Saturday, January 13, 2007

Yellow Pen? 





Ronald Reagan was on the screen. Meme’s tiny apartment filled with the smell of old tacos and strawberry milk. Hunger clouded his stomach as he was cooking for only the second time this month as rent sucked up his little paychecks he got from the library--150 dollars a week.

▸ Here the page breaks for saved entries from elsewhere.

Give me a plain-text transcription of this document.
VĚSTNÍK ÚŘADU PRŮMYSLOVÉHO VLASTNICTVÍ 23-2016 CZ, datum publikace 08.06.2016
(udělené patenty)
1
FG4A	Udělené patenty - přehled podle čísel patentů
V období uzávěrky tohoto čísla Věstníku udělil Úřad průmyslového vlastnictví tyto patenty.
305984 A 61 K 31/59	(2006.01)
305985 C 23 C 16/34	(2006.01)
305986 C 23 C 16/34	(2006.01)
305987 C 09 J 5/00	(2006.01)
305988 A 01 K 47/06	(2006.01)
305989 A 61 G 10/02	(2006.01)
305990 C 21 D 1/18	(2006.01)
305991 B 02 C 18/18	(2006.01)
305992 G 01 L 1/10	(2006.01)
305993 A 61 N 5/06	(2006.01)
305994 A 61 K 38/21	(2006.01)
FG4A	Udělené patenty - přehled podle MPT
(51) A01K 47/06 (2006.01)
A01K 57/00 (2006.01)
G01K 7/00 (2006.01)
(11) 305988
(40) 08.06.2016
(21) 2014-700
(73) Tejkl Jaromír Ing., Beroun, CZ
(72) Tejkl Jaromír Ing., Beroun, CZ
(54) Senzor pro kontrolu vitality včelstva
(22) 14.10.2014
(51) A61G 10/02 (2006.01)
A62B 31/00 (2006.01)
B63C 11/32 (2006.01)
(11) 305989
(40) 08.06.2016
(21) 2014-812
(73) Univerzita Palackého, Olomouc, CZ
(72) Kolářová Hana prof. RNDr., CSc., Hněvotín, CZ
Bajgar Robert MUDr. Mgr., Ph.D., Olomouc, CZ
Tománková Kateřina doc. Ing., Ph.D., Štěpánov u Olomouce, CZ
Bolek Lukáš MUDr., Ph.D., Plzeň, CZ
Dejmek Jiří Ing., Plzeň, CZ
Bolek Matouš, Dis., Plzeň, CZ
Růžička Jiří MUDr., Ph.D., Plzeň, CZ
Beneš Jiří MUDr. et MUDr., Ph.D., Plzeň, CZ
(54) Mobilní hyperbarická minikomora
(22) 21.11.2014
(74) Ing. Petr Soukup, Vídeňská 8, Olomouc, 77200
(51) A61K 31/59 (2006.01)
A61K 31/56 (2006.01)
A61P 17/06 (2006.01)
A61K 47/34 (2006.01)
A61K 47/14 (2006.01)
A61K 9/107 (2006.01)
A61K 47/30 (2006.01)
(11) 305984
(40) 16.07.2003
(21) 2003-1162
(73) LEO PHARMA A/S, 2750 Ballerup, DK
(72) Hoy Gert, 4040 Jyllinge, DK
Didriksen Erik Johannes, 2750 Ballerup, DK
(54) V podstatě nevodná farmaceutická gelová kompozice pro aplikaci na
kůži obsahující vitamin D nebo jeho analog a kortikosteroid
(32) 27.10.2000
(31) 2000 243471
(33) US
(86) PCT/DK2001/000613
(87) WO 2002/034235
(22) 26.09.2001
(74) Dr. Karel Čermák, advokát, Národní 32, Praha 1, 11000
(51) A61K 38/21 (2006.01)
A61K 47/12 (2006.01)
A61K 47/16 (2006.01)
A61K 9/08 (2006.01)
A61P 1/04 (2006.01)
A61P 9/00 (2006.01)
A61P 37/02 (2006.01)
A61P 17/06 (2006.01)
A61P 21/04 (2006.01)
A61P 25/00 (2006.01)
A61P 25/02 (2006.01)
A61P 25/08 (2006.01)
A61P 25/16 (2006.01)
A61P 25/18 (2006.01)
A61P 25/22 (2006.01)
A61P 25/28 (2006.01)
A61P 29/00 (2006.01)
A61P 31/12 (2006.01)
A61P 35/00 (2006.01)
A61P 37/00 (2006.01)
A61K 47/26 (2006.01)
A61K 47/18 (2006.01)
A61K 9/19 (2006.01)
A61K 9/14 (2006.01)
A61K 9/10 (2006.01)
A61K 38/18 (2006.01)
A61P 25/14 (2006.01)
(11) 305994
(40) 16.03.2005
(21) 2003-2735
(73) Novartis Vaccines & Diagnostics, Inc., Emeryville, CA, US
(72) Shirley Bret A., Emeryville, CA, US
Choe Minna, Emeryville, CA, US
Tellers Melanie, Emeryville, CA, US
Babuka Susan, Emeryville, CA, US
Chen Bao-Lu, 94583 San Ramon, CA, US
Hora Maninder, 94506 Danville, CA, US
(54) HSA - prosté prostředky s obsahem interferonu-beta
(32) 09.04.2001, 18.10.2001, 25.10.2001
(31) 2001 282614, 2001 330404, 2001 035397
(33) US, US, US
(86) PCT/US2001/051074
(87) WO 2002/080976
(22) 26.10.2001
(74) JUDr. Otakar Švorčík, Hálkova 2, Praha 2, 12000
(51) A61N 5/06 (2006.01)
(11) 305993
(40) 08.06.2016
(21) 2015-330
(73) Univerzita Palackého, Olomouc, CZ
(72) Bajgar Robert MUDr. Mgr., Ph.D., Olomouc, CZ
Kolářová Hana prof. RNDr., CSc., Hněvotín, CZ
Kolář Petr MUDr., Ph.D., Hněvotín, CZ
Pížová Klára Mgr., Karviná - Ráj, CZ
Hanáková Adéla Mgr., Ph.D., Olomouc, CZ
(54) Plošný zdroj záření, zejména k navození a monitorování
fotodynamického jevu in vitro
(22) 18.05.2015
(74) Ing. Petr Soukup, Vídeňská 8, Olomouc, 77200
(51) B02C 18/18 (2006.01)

Olivia’s shiny black hair caught the silver reflection of the TV, creating a muted glare. She was sitting next to him on a couch that smelled like shampoo. Meme was resting his glasses on his bulbous belly. Olivia’s dirty Nike sneakers were on the ratty coffee table.
“I just washed the couch, so don’t get it all smelly, mocosa”
“You’re the booger-eater. Definitely not the pussy eater, though. I’m fucking hungry. Are those tacos gonna be done soon or what? You cook super slow, man.”
“You want your money? Then just shut up and watch,” he paused as his bad eyes shot to the screen. “What is that, Reagan?”
“Fuck, I don’t know.”
“Don’t act like you don’t love him. Hell, you sell $100 pants to snobs from the other side.”
“I just wrote the slogans, man. Never even touched a dress there. But, so what? We all die poor, Meme.”
“Like a bad Chinese Fortune Cookie. Seriously.”
Seriously?” she said.
“Seriously”, he answered.
“You’re an idiot. It’s 1986. I mean you bummed around San Francisco for a year after we graduated. You should know that I don’t have to censor myself. Stanford could teach you that, if you got in.”
“Fuck Stanford. School looks like a damn church.”
Olivia had been trying to get in to a good university, but had gotten way too many D’s in high school.
“I need some bank fast, though. Maybe I’ll sell my--“
“Don’t finish that sentence while the Pope is on TV. He’ll send a black car to get you.”
Bad static wiggled out Reagan’s wrinkled face.
“Pssh. I can say whatever the fuck I want.” she said.
He smacked his lips, making a popping sound.
“Like any woman,” she finished.
“But you’re not a woman. You’re still trying.” Meme replied.